Unpacking what I see on the field is the most difficult thing of what I do at Amor. While it is not the first time I’ve seen poverty it still gets me. Not the kind of poverty in which people simply can’t afford “nice things” but the kind that submerges them in despair and hopelessness. The kind of poverty that has experienced all kinds of horrors. The kind of poverty that is the result and the cause of the way they live. The kind that nearly has killed all the faith. The kind where you can’t help to question where is God in all of this. God forgive me, I thought I knew, but I had no idea and I know your heart is heavy for your people.
When I talk to our families, I usually get the feeling their stories had been waiting to be told. Sometimes a question can lead to a confession, a secret of the soul, a pain so big that tears my heart.
Yesterday was particularly difficult for me, among the people I met was a woman victim of sexual abuse by her grandfather, a former gang member with death on the eyes and a tattoo that confirmed it, a group of children abandoned all day by their parents, who are aware of just how poor they are, a child hurting by the divorce of her parents, a single teen mother who wishes she could’ve been a doctor and the guy at the border who lost his limbs in a factory accident.
By the time I reached the border my head was trying to make sense of it all. In every story, there was hope, and I was excited that at least in some way Amor had played a part. Yet, it felt like it was a burden I did not want to carry. What purpose will my writing have? What do I say? How do I say it? I’m so small God, and the problems so huge.
God called me to each one of those families. Picked at random I arrive to an appointment ready for me by the creator of the Universe. My calling is to be a witness to their suffering. Suffering I thought I knew, I’ve seen before, I’ve read before, but really I can’t wrap my head around. Because I can’t understand it I haven’t stopped crying.
Yesterday I had company. I’ve described how scary is to ride some of the roads in certain neighborhoods, so I asked someone to go with me and drive me around since I’m a newbie. I’m not sure how much she got out of the stories; we really didn’t talk about them. While we were moving from family to family we were more distracted on how to get from point A to point B without ending on a ditch.

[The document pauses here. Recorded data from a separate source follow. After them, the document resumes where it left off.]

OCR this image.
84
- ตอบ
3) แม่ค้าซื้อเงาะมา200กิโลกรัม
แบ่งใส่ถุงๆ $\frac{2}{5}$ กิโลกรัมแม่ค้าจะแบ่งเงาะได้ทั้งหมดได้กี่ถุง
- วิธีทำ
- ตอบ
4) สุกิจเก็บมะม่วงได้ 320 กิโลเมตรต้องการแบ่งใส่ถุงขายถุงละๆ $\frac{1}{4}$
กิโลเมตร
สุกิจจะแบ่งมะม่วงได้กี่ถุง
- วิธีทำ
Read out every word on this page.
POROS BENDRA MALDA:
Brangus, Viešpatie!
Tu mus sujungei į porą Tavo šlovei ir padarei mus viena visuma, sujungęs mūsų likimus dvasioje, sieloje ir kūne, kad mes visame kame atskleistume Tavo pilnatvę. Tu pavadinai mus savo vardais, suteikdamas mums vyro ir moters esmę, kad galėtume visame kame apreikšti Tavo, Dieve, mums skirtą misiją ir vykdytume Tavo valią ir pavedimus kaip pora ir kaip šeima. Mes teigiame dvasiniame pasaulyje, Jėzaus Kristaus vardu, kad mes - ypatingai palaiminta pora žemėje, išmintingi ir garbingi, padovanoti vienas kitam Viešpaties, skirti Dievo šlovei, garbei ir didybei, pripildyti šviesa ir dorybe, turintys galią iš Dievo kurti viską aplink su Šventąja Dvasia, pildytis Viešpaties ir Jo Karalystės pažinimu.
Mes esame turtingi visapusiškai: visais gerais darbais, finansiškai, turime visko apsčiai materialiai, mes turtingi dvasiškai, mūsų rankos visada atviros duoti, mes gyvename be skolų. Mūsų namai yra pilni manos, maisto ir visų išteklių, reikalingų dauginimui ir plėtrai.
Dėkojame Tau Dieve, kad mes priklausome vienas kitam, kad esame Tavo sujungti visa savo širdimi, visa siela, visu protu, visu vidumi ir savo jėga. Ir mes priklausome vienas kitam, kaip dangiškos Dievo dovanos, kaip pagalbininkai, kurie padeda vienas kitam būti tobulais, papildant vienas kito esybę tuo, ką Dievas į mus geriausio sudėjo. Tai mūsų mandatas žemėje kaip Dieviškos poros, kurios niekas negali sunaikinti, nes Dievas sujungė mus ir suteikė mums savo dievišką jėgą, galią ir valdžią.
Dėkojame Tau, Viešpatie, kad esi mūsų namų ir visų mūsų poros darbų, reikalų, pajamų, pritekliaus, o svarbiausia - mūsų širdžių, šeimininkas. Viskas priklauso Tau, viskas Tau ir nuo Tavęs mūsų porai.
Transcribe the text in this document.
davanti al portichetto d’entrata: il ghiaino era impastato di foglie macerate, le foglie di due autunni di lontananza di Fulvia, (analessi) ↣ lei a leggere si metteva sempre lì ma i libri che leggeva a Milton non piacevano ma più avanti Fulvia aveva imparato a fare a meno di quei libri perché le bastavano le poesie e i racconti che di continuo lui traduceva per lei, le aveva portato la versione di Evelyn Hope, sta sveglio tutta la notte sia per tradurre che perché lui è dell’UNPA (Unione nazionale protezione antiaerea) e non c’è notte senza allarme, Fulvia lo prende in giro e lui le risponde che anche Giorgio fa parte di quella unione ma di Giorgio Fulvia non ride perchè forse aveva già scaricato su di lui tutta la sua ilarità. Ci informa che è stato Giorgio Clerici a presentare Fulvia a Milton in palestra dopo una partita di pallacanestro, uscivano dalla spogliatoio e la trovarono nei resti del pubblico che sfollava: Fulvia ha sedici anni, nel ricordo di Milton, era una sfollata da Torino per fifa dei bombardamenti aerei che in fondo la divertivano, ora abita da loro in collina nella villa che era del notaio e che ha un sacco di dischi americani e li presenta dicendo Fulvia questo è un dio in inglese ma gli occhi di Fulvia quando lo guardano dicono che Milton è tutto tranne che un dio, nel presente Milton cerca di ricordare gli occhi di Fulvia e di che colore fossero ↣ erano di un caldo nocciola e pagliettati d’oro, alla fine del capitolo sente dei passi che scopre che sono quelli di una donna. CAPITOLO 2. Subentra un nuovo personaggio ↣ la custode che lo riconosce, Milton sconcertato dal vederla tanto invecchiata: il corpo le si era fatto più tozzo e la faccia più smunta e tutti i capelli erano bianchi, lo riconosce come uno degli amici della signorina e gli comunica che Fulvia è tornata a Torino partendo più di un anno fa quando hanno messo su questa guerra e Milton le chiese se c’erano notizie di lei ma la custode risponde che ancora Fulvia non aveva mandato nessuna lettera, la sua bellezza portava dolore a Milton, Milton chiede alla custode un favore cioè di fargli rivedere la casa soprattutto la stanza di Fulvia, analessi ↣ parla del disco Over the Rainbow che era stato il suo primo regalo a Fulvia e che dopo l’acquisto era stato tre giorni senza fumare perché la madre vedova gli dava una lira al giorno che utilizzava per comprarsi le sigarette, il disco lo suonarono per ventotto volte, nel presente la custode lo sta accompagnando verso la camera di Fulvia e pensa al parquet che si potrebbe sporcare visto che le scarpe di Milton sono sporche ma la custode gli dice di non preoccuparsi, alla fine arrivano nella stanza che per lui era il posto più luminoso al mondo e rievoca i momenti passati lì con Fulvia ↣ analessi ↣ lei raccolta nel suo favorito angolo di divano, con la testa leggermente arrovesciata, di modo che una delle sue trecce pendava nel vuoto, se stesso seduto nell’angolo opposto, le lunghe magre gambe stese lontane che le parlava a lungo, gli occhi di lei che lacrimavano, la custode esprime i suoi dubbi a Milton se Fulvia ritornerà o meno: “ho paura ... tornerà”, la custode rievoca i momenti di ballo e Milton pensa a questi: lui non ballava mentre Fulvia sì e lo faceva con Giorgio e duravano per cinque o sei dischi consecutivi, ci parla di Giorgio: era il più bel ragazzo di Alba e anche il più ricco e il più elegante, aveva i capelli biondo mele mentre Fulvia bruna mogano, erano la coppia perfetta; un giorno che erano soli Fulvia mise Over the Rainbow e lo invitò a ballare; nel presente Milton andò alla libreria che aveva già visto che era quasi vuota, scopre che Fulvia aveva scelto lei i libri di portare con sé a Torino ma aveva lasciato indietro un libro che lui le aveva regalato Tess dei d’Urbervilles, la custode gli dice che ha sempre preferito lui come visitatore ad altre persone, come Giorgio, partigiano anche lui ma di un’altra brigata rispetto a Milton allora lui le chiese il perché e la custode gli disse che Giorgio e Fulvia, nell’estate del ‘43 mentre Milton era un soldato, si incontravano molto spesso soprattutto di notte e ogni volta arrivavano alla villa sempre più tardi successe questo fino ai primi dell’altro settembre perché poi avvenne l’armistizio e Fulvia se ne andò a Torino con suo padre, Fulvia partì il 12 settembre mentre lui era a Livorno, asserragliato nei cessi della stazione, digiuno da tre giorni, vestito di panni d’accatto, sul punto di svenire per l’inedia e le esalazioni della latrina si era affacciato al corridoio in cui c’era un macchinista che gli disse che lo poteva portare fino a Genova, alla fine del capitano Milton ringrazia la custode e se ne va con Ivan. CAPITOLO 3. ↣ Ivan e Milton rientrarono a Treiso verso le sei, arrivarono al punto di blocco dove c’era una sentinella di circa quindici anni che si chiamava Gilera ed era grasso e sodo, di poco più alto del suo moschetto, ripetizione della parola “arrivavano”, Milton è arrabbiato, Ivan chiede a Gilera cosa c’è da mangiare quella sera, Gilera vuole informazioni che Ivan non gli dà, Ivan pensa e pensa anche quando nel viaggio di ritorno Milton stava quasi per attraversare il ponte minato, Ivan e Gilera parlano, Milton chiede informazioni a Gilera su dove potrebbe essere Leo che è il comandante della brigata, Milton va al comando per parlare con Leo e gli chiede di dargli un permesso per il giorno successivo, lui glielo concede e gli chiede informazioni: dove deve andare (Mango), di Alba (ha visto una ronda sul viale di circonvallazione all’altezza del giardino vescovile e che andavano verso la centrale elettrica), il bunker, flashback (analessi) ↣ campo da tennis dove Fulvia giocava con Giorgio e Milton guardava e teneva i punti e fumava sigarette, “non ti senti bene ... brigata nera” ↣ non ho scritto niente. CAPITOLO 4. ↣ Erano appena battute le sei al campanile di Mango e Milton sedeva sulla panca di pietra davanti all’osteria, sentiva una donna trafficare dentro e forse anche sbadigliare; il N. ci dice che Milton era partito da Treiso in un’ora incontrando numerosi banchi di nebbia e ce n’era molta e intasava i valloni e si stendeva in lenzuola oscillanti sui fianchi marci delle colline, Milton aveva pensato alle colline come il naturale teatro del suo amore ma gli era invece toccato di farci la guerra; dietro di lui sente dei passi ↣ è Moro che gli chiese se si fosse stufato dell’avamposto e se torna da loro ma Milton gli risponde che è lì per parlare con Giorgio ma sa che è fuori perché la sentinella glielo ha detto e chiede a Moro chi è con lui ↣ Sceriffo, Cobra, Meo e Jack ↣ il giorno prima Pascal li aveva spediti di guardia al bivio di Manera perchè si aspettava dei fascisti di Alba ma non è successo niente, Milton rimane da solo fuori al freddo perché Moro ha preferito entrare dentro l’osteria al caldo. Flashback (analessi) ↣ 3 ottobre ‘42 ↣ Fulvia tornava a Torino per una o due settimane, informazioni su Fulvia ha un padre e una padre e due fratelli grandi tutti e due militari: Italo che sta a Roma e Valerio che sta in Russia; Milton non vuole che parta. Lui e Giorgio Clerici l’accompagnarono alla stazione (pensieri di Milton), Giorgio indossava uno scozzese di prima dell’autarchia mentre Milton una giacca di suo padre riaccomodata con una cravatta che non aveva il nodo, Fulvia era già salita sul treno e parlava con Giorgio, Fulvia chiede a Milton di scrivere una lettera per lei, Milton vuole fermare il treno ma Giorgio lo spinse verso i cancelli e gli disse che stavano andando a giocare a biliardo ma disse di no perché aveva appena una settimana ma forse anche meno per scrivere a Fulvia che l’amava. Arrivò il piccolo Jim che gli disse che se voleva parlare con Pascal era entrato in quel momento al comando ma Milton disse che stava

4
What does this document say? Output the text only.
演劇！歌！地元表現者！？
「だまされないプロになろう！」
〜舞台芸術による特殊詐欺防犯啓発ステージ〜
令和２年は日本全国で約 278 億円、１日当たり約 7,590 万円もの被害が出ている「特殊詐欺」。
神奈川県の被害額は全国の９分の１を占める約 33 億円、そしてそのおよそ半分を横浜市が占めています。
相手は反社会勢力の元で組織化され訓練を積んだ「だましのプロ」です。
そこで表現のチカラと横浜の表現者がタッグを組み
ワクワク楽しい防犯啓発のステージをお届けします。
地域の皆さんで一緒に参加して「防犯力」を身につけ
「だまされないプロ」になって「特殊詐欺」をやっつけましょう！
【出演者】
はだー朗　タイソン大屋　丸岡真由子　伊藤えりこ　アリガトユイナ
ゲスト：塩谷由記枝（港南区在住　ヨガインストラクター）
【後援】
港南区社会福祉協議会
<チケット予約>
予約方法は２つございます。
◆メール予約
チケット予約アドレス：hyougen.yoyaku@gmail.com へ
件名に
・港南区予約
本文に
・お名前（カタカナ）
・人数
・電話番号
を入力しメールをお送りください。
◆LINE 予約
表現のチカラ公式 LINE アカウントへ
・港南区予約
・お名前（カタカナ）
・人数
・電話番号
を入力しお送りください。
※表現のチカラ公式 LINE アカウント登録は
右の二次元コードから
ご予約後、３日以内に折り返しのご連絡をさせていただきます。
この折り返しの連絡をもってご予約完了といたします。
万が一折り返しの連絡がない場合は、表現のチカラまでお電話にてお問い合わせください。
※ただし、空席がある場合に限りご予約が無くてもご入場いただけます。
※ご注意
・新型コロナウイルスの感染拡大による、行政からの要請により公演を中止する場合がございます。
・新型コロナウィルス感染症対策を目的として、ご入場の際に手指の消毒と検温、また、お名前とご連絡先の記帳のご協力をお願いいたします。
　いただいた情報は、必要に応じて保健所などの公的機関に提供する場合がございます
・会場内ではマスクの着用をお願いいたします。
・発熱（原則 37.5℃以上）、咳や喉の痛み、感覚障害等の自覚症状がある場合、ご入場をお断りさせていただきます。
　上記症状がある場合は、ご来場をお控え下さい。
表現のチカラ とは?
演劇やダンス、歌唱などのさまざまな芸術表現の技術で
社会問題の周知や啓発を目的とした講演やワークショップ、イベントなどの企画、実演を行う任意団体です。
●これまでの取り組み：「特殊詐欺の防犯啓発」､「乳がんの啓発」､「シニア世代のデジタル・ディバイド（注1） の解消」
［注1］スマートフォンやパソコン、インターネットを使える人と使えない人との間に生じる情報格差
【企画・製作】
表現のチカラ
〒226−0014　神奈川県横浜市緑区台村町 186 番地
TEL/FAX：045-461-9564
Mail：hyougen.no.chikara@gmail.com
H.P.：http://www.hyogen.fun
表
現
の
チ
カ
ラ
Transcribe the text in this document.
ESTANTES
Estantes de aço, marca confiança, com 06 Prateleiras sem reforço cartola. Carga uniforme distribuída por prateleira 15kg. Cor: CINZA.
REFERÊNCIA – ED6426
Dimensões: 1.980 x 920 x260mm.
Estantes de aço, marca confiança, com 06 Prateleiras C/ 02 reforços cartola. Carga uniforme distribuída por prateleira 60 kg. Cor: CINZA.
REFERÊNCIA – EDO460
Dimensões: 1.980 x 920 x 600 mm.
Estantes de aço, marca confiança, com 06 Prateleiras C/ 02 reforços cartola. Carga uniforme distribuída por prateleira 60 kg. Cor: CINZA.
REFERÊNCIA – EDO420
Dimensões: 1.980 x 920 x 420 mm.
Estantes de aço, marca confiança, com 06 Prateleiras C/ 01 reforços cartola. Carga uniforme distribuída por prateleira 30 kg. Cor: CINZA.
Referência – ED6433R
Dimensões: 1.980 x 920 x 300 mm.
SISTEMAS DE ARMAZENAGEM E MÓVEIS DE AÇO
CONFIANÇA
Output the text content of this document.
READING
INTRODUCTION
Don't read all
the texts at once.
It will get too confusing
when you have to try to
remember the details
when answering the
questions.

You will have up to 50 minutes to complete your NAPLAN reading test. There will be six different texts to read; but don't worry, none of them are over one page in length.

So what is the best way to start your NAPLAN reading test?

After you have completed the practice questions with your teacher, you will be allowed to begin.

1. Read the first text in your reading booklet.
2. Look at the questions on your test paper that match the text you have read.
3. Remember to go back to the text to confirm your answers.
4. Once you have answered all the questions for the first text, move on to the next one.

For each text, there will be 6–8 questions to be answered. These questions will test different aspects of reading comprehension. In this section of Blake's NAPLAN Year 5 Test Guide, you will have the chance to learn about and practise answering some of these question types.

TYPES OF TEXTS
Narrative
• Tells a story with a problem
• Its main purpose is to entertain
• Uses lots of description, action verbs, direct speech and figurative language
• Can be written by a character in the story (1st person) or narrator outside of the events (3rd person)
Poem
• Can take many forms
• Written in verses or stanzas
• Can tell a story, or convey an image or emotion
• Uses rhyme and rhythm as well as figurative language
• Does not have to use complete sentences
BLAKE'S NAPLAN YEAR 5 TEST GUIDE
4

At every home, I’m biting my tongue not to ask the question in my heart, should I ask? Should I ask what’s behind the burnt scars in her hand? Should I ask about his dad? And even when I don’t ask, as I put away my camera, and made them laugh with my silly antics, their eyes will tell me everything. Sometimes, is a please-don’t-leave just yet, sometimes a thank you, every time a kind of strength I know I don’t possess. At that moment all I can offer in return is prayer. Their faces will hunt me long into the night. I could never do it alone. Thank you God for showing me through, thank you for showing me what breaks your heart, thank you for my calling even if I don’t know the outcome. Thank you.